Pasal 3
(1) Perusahaan pers selalu memeriksa akurasi dan memverifikasi data, informasi, gambar, suara, video, dan bentuk lainnya yang didapatkan melalui pemanfaatan teknologi kecerdasan buatan.
(2) Pemeriksaan akurasi dan verifikasi sebagaimana dimaksud dalam ayat (1) dilakukan dengan menggunakan teknologi dan/atau konfirmasi kepada pihak yang berkompeten.
(3) Perusahaan pers bersikap hati-hati memperlakukan data, informasi, gambar, suara, video, dan bentuk lainnya yang dihasilkan dengan memanfaatkan kecerdasan buatan agar tetap menghormati ketentuan tentang hak cipta dan peraturan perundang-undangan terkait lainnya.
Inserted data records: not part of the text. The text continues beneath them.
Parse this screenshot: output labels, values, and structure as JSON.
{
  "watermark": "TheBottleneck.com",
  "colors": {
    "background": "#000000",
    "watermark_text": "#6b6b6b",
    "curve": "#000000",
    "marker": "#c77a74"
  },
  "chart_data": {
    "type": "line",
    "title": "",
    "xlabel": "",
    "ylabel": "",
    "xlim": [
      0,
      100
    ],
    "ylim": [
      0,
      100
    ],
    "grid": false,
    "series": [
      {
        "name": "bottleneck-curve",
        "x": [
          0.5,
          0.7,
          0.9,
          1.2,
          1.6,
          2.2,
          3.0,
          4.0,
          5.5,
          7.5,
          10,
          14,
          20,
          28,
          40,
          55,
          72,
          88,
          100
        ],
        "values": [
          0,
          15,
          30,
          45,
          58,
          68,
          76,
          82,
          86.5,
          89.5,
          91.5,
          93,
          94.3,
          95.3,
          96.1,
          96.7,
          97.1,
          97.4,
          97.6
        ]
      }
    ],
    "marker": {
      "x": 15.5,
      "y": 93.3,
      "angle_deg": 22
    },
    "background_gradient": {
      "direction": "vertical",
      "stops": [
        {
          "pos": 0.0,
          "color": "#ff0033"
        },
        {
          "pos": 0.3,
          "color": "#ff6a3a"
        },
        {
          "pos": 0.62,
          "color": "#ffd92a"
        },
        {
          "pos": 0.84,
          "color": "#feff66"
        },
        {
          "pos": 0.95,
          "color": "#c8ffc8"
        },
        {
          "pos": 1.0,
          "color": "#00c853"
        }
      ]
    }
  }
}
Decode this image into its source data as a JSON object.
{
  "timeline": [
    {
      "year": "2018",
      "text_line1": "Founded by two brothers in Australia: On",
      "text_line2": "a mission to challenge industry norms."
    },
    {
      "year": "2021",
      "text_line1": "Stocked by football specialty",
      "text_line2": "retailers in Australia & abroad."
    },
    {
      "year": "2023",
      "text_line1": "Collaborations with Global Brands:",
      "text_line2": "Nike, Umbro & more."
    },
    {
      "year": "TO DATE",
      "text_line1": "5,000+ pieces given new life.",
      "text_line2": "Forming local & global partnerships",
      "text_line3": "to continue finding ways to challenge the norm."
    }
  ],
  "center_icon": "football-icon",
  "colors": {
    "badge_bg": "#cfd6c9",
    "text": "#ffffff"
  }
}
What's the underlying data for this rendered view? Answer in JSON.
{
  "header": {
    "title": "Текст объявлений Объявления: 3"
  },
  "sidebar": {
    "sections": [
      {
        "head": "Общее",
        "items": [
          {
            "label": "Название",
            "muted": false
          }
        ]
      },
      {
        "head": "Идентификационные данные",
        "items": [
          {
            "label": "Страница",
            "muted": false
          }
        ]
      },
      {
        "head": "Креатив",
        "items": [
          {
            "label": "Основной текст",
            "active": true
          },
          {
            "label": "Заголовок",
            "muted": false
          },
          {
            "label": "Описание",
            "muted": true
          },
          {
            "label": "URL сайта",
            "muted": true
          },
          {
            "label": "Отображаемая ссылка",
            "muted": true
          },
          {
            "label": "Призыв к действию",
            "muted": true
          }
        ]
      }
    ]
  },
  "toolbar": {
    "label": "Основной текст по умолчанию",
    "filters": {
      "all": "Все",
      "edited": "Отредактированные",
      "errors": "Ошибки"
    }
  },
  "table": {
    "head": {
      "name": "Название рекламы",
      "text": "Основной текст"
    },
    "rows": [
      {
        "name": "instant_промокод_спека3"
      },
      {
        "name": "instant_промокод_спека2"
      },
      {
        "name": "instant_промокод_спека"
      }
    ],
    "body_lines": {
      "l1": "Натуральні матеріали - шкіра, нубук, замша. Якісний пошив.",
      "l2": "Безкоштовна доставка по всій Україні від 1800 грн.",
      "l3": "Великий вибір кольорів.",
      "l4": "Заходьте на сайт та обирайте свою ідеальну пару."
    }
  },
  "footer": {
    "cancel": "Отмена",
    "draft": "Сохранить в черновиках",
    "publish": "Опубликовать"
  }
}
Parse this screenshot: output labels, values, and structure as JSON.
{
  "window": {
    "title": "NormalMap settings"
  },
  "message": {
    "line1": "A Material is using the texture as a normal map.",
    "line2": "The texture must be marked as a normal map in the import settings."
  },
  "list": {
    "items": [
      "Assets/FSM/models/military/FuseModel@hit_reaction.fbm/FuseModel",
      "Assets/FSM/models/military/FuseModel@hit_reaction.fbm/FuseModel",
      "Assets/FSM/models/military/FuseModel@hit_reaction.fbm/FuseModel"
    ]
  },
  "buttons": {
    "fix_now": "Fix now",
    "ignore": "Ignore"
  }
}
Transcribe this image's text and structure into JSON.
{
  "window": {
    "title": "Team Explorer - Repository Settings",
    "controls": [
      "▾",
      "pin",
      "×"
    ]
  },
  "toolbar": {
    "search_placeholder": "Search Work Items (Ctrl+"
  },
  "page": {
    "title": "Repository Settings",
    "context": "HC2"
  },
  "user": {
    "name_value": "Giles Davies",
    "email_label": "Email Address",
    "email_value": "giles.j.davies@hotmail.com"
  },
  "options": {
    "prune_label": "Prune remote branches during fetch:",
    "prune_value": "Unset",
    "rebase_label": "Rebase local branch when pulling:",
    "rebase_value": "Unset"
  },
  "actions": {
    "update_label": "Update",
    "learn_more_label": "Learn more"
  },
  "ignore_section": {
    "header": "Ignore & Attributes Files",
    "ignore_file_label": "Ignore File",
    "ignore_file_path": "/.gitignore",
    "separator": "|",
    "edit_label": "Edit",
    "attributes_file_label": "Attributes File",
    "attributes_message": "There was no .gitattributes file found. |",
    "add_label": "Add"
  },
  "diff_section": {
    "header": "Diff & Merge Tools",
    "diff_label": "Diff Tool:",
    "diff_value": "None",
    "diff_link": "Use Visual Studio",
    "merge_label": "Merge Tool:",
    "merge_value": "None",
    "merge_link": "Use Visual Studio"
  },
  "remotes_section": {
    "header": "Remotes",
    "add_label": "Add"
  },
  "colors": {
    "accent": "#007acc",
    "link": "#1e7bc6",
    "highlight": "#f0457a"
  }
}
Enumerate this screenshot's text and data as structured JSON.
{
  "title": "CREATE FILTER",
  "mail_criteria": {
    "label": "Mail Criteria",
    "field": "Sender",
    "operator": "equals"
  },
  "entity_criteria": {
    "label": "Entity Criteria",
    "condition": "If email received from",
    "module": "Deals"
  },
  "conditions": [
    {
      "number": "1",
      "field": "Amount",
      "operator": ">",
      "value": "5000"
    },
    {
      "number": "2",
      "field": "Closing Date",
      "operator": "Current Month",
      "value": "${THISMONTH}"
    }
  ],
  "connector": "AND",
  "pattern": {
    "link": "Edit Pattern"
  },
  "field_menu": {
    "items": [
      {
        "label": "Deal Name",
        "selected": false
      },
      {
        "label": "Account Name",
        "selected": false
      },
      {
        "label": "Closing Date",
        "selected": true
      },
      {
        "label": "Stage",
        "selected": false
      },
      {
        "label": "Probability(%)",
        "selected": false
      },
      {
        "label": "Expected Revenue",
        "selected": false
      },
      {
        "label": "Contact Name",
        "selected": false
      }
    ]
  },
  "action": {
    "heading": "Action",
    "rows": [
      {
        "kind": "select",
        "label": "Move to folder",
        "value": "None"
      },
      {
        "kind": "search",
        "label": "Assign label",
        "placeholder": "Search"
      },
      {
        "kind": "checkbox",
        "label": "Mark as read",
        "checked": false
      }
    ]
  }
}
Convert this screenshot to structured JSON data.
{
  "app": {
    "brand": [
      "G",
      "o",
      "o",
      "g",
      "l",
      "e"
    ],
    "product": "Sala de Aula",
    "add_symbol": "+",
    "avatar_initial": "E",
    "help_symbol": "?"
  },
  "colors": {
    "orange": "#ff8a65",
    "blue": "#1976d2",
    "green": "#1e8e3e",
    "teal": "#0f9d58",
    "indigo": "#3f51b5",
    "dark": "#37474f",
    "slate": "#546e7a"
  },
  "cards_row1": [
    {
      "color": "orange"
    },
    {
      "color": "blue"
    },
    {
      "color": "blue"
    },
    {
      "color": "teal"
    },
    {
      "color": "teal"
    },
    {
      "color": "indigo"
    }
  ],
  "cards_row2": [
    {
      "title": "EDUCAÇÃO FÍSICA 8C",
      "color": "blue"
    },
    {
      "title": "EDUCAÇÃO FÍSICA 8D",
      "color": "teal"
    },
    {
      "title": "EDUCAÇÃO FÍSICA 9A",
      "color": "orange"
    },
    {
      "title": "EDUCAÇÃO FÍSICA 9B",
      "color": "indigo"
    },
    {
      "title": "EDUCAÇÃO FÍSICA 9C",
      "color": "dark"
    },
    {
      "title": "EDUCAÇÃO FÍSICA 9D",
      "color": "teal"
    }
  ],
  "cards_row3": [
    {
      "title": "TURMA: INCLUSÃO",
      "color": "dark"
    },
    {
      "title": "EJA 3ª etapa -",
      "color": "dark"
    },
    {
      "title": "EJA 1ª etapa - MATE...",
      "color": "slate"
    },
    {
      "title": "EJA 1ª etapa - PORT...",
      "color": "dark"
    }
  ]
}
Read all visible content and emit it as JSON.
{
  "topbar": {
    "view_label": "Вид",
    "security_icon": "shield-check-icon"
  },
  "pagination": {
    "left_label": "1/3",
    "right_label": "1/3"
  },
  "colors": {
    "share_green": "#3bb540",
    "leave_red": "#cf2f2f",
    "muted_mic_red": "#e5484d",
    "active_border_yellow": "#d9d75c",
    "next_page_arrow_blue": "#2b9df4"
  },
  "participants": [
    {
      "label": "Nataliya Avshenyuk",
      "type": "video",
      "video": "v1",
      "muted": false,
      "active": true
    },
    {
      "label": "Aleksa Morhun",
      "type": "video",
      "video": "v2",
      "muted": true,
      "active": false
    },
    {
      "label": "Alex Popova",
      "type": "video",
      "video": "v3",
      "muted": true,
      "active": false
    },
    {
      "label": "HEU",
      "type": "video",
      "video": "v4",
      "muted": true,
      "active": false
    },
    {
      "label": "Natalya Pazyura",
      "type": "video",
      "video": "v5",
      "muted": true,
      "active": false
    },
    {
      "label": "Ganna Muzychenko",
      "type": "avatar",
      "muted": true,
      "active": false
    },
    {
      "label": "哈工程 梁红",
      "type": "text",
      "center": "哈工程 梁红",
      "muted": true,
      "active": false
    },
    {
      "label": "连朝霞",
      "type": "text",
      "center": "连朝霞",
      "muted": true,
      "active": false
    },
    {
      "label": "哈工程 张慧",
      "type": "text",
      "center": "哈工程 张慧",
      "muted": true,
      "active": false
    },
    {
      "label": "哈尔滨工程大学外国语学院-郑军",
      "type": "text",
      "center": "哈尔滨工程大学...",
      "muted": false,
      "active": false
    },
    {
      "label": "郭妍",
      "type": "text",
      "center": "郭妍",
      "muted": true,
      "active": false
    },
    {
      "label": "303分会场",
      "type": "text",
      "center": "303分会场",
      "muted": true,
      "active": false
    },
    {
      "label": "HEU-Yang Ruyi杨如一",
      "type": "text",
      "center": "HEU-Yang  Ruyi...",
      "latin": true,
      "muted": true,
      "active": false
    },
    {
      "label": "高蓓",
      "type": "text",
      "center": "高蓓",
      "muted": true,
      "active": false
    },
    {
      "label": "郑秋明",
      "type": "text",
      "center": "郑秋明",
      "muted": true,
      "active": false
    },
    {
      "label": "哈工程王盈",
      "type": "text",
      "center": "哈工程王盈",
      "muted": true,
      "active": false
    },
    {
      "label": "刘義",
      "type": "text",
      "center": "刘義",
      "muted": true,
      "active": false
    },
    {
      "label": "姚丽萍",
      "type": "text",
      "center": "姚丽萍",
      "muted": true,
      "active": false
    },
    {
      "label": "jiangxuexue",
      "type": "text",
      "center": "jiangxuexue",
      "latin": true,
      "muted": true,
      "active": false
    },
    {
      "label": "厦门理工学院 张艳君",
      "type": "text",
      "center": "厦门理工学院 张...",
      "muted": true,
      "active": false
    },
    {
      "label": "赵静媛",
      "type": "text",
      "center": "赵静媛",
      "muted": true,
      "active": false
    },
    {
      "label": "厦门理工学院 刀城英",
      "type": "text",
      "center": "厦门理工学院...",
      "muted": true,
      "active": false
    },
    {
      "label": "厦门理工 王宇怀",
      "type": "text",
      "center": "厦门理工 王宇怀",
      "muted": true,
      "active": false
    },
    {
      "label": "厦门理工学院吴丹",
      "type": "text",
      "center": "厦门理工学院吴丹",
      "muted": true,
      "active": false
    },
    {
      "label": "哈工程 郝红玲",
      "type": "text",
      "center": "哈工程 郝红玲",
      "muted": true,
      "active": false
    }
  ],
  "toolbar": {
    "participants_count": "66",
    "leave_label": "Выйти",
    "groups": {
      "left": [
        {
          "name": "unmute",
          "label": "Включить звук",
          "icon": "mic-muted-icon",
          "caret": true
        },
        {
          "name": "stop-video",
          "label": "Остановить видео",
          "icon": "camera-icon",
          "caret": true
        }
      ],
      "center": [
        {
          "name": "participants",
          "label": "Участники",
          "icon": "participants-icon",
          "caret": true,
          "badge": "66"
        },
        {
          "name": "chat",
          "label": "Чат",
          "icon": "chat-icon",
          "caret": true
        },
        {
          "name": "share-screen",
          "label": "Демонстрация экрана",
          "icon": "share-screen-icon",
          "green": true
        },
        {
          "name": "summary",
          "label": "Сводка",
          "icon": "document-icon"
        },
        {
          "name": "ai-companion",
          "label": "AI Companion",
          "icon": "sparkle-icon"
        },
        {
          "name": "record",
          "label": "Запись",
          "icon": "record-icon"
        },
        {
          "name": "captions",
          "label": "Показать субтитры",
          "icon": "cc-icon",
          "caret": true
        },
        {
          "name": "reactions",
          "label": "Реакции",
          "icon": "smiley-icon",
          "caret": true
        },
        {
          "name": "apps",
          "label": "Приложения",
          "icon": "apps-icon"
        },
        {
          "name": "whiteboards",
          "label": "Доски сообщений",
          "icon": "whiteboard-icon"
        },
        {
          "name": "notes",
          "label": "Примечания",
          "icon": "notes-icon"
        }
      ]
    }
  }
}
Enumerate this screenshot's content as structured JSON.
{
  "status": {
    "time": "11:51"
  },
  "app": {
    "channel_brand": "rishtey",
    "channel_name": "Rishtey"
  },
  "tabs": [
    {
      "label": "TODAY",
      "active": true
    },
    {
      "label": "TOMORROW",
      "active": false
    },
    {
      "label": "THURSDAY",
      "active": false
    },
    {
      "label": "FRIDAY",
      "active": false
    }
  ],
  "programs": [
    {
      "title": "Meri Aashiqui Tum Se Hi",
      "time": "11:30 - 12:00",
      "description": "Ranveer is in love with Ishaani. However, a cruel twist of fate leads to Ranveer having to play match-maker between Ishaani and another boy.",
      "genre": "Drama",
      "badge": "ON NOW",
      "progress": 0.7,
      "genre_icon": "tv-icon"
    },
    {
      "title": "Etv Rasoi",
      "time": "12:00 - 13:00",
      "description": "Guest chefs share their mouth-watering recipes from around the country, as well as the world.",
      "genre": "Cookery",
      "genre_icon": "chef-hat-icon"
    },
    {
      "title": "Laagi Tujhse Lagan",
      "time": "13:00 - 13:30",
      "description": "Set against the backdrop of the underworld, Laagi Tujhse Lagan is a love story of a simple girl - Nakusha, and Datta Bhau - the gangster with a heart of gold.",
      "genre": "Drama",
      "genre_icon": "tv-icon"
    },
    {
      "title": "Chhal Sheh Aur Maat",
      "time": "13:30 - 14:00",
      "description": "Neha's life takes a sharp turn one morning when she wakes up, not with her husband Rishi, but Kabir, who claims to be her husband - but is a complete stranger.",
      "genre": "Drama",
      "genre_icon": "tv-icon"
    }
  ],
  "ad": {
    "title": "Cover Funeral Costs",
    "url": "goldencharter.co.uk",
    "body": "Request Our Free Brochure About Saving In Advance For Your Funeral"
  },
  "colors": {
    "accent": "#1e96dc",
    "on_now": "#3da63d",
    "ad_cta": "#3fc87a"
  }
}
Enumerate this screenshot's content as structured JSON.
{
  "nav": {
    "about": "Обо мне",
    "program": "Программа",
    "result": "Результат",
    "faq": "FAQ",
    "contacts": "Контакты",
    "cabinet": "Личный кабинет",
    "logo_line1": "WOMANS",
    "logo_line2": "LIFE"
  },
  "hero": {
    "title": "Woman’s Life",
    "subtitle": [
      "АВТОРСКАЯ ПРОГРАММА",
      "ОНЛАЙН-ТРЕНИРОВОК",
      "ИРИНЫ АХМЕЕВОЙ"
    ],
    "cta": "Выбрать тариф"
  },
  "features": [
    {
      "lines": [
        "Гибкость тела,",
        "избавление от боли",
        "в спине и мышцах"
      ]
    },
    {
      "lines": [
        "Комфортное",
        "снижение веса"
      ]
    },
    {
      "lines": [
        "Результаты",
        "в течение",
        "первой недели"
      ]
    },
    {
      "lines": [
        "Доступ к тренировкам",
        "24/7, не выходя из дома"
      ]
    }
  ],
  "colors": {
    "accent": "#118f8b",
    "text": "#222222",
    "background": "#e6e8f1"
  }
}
(4) Karya jurnalistik hasil kecerdasan buatan tidak didasari iktikad buruk dan menghindari hal-hal yang berbau cabul, bohong, fitnah, atau sadisme.
(5) Karya jurnalistik hasil kecerdasan buatan tidak menyiarkan hal-hal yang bersifat diskriminasi terhadap SARA, jenis kelamin, warna kulit, bahasa, kondisi ekonomi, maupun penyandang disabilitas.
Pasal 4
Setiap perusahaan pers bebas menggunakan berbagai jenis aplikasi kecerdasan buatan.
Pasal 5
(1) Perusahaan pers memberi keterangan pada karya jurnalistik berupa gambar rekayasa dan/atau personalisasi manusia (avatar) berbasis kecerdasan buatan, baik berupa gambar bergerak maupun tidak.
(2) Personalisasi yang menyerupai figur tertentu harus mendapat persetujuan dari yang bersangkutan atau ahli waris.
(3) Perusahaan pers memberi keterangan pada karya jurnalistik berbasis kecerdasan buatan berupa suara.
(4) Sulih suara dan sintesis suara dari figur hasil personalisasi yang dibuat dengan kecerdasan buatan harus mendapat persetujuan dari pemilik suara asli.
(5) Perusahaan pers menginformasikan secara terbuka apabila melakukan penyuntingan, ralat, atau perubahan atas karya jurnalistik hasil kecerdasan buatan.